А: (скромно улыбается) Так получилось, что в основном «Очаг» составили люди из нашей бывшей компании — я имею в виду участников «дела ринордийской богемы» и тех, кто около, вроде меня. Конечно, это коснулось не только нас, миллионы пострадали по всей стране, но мы всё-таки были давно и близко знакомы… После конца «чёрного времени» мы старались держаться вместе, не терять друг друга из вида — чтобы не растерять хотя бы наших воспоминаний. Кто-то может назвать это затянувшимся плачем по прошлому и спекуляцией, но, в конце концов, общая память — это всё, что у нас тогда оставалось.

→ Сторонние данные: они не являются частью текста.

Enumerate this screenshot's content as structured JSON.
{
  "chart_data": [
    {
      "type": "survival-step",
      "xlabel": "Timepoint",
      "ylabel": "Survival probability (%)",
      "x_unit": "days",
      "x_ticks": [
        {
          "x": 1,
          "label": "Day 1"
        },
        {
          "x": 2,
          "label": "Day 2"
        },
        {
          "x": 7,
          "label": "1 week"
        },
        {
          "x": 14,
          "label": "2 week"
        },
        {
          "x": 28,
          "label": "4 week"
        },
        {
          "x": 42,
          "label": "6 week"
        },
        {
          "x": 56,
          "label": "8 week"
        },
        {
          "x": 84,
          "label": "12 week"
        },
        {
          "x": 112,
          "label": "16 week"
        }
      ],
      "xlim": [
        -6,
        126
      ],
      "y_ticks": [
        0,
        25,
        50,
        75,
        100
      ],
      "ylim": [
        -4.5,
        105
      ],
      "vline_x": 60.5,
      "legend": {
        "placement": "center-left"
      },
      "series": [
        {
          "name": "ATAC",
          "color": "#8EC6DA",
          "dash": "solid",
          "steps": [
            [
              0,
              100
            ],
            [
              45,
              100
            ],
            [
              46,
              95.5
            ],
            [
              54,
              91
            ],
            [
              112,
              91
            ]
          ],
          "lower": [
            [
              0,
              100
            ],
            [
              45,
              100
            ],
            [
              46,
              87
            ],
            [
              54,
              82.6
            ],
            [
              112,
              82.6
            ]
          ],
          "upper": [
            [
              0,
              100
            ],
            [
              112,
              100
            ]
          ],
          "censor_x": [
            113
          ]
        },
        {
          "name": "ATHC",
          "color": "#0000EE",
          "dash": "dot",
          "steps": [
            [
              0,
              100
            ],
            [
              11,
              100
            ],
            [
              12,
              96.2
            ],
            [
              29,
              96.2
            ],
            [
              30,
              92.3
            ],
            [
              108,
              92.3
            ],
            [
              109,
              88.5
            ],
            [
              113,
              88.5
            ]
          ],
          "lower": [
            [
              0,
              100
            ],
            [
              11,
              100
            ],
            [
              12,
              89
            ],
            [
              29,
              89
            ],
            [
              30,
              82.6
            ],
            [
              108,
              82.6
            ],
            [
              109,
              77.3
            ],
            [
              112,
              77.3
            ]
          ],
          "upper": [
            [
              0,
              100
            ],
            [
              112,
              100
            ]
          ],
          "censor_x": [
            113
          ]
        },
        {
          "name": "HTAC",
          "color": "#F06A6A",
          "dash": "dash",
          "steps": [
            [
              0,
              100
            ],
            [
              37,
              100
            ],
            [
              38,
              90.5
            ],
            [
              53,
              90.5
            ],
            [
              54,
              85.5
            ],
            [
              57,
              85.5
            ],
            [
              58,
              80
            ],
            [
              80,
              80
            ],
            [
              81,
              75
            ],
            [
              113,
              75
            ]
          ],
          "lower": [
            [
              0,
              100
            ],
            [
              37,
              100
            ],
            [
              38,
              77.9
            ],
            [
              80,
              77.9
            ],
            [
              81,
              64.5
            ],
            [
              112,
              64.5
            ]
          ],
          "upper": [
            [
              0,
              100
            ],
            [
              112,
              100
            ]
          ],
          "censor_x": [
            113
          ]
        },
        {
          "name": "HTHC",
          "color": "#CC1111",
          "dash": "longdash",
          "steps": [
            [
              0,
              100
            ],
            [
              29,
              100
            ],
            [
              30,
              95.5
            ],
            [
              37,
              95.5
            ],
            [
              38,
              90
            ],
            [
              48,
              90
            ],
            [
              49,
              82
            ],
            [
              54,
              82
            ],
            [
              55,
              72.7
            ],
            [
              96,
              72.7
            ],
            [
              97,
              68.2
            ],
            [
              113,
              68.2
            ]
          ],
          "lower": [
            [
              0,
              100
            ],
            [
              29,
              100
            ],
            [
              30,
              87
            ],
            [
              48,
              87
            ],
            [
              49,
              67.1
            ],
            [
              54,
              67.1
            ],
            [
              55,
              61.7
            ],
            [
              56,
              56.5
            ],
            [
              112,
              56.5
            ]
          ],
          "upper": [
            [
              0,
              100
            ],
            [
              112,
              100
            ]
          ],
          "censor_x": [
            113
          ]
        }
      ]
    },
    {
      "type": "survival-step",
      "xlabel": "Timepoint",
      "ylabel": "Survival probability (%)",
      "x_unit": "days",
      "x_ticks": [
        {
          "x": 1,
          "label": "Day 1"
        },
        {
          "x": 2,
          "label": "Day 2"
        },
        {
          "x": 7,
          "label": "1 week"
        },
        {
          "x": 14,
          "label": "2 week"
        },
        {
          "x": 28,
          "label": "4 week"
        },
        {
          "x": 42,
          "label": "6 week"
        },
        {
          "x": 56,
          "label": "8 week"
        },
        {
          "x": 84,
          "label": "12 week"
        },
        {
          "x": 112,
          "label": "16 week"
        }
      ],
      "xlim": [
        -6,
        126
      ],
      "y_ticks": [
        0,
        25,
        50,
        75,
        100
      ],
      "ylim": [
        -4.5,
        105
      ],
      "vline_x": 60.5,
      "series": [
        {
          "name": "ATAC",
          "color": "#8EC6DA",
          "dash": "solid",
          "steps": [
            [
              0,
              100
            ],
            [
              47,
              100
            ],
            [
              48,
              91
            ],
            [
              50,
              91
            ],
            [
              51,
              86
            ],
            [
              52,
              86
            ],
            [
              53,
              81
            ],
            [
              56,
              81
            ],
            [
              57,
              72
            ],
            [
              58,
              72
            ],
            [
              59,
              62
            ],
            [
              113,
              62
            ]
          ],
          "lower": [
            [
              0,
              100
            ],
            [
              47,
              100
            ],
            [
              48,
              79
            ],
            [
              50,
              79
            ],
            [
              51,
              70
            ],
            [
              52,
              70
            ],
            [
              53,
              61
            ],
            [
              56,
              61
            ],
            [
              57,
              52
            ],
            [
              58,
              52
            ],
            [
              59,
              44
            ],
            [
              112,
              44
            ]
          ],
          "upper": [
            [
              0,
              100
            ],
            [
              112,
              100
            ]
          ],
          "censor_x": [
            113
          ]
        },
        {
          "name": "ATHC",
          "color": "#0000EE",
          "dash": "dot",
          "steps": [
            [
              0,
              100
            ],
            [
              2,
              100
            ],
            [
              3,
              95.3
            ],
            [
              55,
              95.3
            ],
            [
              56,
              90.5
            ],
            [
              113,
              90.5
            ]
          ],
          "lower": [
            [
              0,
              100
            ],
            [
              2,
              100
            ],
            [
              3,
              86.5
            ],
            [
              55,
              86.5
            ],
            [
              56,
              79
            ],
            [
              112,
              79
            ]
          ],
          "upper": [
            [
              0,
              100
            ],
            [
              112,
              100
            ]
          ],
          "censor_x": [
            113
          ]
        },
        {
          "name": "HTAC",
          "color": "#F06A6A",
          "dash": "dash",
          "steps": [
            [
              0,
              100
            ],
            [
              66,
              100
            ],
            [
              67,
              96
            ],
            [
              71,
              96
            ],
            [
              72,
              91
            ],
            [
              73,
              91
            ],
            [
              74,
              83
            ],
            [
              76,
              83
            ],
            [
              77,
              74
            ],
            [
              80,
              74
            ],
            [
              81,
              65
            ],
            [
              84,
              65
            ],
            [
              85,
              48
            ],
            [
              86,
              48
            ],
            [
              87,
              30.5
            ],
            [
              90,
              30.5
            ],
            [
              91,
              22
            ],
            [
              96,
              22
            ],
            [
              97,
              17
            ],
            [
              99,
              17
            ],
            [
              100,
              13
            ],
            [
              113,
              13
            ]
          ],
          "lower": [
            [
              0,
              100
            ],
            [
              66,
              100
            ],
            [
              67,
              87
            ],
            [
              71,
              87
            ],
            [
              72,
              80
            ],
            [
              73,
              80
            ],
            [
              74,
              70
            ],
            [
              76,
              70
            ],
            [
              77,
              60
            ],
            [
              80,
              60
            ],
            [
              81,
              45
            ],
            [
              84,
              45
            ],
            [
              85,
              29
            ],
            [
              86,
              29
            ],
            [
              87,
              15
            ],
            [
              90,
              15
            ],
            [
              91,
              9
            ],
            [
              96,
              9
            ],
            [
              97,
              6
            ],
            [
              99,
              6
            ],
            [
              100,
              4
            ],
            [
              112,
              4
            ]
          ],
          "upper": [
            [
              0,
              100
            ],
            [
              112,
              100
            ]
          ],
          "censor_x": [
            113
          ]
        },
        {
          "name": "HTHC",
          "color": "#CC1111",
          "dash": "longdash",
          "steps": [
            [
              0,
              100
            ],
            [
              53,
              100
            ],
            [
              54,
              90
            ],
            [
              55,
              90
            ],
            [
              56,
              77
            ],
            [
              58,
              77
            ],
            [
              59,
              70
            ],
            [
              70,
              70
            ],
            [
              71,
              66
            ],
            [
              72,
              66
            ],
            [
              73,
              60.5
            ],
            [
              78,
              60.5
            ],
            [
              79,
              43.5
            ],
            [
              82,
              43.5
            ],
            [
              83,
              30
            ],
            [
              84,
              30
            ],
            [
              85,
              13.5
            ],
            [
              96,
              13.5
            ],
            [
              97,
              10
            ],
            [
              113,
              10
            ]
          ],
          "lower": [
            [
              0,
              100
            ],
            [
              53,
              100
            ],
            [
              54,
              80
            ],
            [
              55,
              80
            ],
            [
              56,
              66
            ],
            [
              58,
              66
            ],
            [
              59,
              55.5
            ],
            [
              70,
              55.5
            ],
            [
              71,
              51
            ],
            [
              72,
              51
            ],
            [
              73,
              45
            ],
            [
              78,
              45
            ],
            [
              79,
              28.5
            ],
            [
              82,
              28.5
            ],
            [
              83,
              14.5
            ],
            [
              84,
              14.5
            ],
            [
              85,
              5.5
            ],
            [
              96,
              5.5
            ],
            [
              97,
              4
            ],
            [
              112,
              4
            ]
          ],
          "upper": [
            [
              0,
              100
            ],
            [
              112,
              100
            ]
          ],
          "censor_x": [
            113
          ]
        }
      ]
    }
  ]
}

В: Кому первому пришла в голову идея создать общество? Как вообще всё начиналось?
А: Идея летала в воздухе. Если вы о том, когда впервые она оформилась в слова и прозвучала вслух… Наверно, это было той ночью, в нашем с мужем разговоре. Знаете, одна из тех кошмарных ночей, которые бывают у переживших кошмар наяву (я сейчас не про себя). Когда ваши мёртвые оказываются вдруг слишком близко, вы почти слышите их дыхание у себя за спиной и понимаете, что ничего для них не сделали. И уже не сделаете. В эту ночь мы пообещали друг другу, что добьёмся как минимум установки обелиска — так или иначе.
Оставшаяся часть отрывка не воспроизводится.